Two months after trudging off the Wembley turf as losing finalists, England resumed a thoroughly straightforward World Cup qualifying campaign that had them take out their frustrations on minnows such as San Marino and Andorra. In ten unbeaten fixtures they racked up an astonishing 3.9 goals-per-game keeping clean sheets on seven occasions.
Yet, as much as this cleansed the palette, can such routine dismissals of inferior fare be considered helpful to a team’s evolution? This past week, Southgate’s side have hugely disappointed against Hungary and put in a decidedly mixed display in Germany and even if fatigue is unquestionably an issue right now, can it be reasoned that England have taken any significant steps forward twelve months on from that momentous evening in London? Rather, they seem to be in stasis, the same side they were back then, which is no bad thing for the most part but only for the most part. They are still horribly risk-adverse under a conservative coach. They are still too reliant on Harry Kane to get them out of trouble with a well-poached goal. They still deploy a double-pivot in the middle, a strategy that makes them somewhat predictable and from this, they still get out-played whenever they encounter a side with a clever midfield.

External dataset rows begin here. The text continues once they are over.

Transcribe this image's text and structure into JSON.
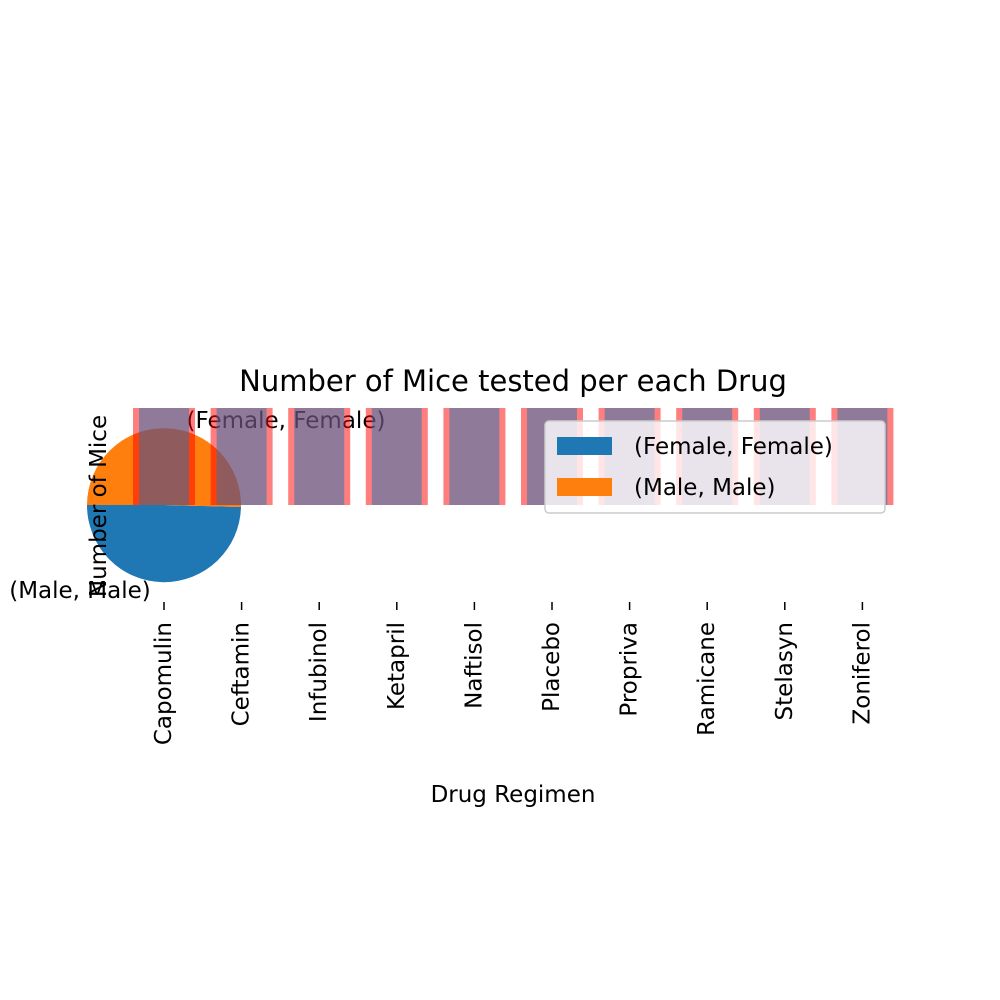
{
  "chart_data": [
    {
      "type": "bar",
      "title": "Number of Mice tested per each Drug",
      "xlabel": "Drug Regimen",
      "ylabel": "Number of Mice",
      "categories": [
        "Capomulin",
        "Ceftamin",
        "Infubinol",
        "Ketapril",
        "Naftisol",
        "Placebo",
        "Propriva",
        "Ramicane",
        "Stelasyn",
        "Zoniferol"
      ],
      "series": [
        {
          "values": [
            25,
            25,
            25,
            25,
            25,
            25,
            25,
            25,
            25,
            25
          ],
          "color": "#ff0000",
          "opacity": 0.5
        },
        {
          "values": [
            25,
            25,
            25,
            25,
            25,
            25,
            25,
            25,
            25,
            25
          ],
          "color": "#1f77b4",
          "opacity": 0.5
        }
      ],
      "ylim": [
        0,
        25
      ],
      "grid": false,
      "y_axis_visible": false
    },
    {
      "type": "pie",
      "slices": [
        {
          "label": "(Female, Female)",
          "value": 49.6,
          "color": "#1f77b4"
        },
        {
          "label": "(Male, Male)",
          "value": 50.4,
          "color": "#ff7f0e"
        }
      ],
      "legend": {
        "placement": "upper-right",
        "entries": [
          "(Female, Female)",
          "(Male, Male)"
        ]
      }
    }
  ]
}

And Italy’s midfield is clever.
By way of contrast, their adversaries this Saturday went into last year’s Euros on a sustained high, having put together a phenomenal run of results built on a phenomenal defence. Italy’s extra-time concession to Austria in their last-16 clash was the first time they had been breached for over 19 hours.

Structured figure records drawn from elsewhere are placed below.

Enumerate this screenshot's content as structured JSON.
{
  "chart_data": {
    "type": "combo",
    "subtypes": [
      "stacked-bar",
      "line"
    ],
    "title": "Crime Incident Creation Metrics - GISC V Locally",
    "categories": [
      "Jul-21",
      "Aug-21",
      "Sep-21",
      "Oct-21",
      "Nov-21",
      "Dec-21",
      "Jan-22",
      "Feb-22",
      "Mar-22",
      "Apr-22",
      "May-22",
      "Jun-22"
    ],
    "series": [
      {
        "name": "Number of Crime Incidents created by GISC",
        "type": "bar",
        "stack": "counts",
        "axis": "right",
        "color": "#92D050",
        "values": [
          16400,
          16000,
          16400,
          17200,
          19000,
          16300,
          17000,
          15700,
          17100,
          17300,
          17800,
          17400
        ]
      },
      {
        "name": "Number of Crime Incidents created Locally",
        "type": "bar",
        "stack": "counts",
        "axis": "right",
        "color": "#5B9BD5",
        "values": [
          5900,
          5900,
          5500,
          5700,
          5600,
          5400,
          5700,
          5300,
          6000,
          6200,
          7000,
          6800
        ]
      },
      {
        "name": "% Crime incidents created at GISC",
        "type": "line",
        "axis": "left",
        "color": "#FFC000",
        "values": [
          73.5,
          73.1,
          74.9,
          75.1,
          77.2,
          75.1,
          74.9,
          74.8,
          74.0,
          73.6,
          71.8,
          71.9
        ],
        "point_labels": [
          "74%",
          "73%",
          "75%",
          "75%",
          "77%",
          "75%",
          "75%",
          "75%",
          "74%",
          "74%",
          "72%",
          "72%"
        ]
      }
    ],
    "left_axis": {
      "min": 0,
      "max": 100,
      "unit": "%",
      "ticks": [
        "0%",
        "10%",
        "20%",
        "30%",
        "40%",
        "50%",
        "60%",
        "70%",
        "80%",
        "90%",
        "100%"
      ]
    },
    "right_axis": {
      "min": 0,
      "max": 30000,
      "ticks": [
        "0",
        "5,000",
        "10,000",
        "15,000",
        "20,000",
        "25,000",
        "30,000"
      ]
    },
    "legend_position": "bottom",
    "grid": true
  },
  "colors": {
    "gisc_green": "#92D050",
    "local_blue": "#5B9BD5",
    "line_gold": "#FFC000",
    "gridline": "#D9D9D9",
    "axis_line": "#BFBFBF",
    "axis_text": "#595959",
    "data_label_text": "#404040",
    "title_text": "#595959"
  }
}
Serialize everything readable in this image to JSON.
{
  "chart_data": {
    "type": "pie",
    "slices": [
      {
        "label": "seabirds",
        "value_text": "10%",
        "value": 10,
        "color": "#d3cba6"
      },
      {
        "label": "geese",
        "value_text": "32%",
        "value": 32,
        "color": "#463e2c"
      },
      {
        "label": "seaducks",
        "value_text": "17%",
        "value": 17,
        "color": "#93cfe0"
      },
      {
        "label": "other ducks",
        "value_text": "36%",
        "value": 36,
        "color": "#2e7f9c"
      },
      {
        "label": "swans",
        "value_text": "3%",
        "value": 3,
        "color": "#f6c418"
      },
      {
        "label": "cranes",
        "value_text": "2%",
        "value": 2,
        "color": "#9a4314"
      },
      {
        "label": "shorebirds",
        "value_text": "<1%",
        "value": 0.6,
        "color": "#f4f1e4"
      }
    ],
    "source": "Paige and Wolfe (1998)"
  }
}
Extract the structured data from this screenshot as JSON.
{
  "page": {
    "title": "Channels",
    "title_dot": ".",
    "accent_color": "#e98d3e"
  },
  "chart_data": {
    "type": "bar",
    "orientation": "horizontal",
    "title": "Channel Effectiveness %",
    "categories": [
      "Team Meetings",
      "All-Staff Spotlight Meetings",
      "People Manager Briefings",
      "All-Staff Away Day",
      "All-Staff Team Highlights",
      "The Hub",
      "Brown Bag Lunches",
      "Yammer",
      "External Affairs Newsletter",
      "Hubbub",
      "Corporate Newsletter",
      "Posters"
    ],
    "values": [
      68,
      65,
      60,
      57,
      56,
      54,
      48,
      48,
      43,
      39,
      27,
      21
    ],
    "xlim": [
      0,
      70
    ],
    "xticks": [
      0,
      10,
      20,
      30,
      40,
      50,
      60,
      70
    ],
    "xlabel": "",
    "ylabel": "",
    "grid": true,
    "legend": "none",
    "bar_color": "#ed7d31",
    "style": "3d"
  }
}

Only it all seemed to unravel a little bit post-tournament, first with a loss to Spain, followed by the famous defeat at the hands of North Macedonia that denied them entry to this year’s World Cup and with Mancini under pressure it looked for a short period like he might walk.
To the super-suave Italian’s enormous credit however, he responded well, recognizing that his winning formula had grown a touch stale. That a refresh was in order. “We need to start again with a new cycle. We will certainly introduce younger players in June for the Nations League,” he said last March.
And this he has done. His team that faced Germany last weekend contained only one player who started last year’s final – goalkeeper Donnarumma – and featured a midfield three with an average age of 23. Against Hungary three days later Mancini leaned even more on youth, giving a full debut to the immensely exciting teen Wilfried Gnonto and don’t be surprised if the Zurich winger gives England the run-around like Germany’s young prodigy Jamal Musiala threatened to this week.
Okay, enough with the negatives. As alluded to earlier, there are ample causes for encouragement when assessing England’s chances of securing a necessary win, not least in the reliable prolificacy of Kane. The Tottenham forward’s latest international strike was naturally heralded as his 50th for his country but it also means he has scored 16 in 14 now, a remarkable return.
An eye-catching cameo by Jack Grealish meanwhile might just prompt Southgate to loosen his tie a little and start the £100m creative, especially as Mason Mount’s season-long race looks run. A flash or two of inspiration shown by Jarrod Bowen late-on against Germany also hints at a possible source for joy against an Italian side in the process of reinvention.
Ultimately though, all this may not be enough.